Under the sweeping reforms led by CEO Joshua Schulman, British luxury brand Burberry’s revival plan is showing early signs of success. A rebound in demand from the critical Chinese market has helped the company turn a corner after prolonged declines, with core sales metrics posting their first growth in nearly two years and returning to profitability.

According to Burberry’s earnings report released on Thursday, comparable store sales in the second fiscal quarter (ending September) rose 2% year-on-year, surpassing market expectations. This ended a streak of seven consecutive quarters of decline.
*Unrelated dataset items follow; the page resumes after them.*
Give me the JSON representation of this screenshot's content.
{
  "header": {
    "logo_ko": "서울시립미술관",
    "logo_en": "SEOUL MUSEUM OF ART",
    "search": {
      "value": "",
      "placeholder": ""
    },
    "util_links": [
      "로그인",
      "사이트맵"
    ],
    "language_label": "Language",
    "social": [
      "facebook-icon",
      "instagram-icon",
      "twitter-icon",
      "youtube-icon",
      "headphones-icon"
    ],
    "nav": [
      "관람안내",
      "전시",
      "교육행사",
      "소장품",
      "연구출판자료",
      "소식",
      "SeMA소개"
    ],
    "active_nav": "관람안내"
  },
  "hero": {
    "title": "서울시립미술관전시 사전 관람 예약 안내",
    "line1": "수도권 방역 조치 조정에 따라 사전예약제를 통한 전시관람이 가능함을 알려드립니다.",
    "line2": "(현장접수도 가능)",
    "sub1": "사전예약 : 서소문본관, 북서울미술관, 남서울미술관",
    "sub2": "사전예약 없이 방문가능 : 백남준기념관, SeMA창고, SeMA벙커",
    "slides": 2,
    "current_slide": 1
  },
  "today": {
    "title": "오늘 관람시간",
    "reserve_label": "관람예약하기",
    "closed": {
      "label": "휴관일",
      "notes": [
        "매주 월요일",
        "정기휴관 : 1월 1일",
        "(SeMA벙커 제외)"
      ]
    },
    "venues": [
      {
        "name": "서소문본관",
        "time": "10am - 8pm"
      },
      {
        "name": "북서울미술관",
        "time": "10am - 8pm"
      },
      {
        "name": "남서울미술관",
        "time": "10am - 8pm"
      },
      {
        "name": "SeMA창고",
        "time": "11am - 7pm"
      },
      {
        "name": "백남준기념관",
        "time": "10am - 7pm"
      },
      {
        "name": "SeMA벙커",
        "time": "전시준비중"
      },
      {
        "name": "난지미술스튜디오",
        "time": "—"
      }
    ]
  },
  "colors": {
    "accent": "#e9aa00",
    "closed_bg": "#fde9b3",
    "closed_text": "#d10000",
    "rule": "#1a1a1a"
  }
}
Meanwhile, adjusted operating profit for the first half reached £19 million (about $25 million), a sharp reversal from a £41 million loss in the same period last year.

The market responded enthusiastically to the positive signal. Sales in regions including China grew 3% in the latest quarter, reversing a 5% drop in the previous quarter and marking the first growth in China in over a year. This performance is seen as strong evidence of recovering spending appetite among Chinese luxury consumers and has boosted Burberry’s stock, which has risen 28% year-to-date.

“We are beginning to see customers return to the brands they love,” CEO Joshua Schulman said in a statement.

**First Quarterly Growth in Two Years: China’s Recovery as Key Driver** Burberry’s latest results signal a potential turning point for the business. The 2% increase in comparable store sales for Q2 not only beat analysts’ average estimate of 1% but, more importantly, broke the brand’s seven-quarter streak of declining sales.

Profitability also exceeded expectations. The first-half adjusted operating profit of £19 million far outpaced the consensus forecast of £12 million. Investor confidence is reflected in the stock’s performance—beyond the 28% year-to-date gain, Burberry rejoined the FTSE 100 index in September after being removed in 2024.

China’s robust recovery was the primary driver of Burberry’s rebound. Sales in regions including China rose 3% in the latest quarter, marking the first comparable sales growth in China in over a year.

This shift suggests Burberry’s refreshed marketing campaigns are reigniting demand among Chinese luxury buyers. Additionally, the earnings report highlighted that outerwear—a signature category—performed “exceptionally well” across all regions, underscoring the strong appeal of its core products.

**New Leadership: Refocusing on Classics and Cost-Cutting** Since taking over as CEO over a year ago, Joshua Schulman has rolled out a series of strategic shifts aimed at revitalizing the brand’s appeal and restoring profitability. His core strategy involves returning Burberry to its roots, refocusing on iconic British heritage products like trench coats and tartan scarves.

This approach contrasts sharply with the previous management’s push into high-end handbags, which failed to resonate widely with consumers. To support the transformation, Schulman has also prioritized optimizing store displays to better showcase core products and drive sales.

Meanwhile, the company has implemented strict cost controls. Earlier this year, Burberry announced plans to cut about 20% of its workforce to streamline operations. The earnings report revealed £37 million in restructuring costs tied to layoffs in the first half.

Citigroup analyst Thomas Chauvet wrote in a post-earnings note:

“All targets have been met, and execution is on track. We view Burberry’s strategic plan as sound. While patience is still required, the potential rewards outweigh the risks.”

As one of the last luxury firms to report quarterly results, Burberry’s data adds to evidence of recovering industry demand. Next, Richemont, the parent company of Cartier, will release its first-half earnings on Friday, offering further insight into sector trends.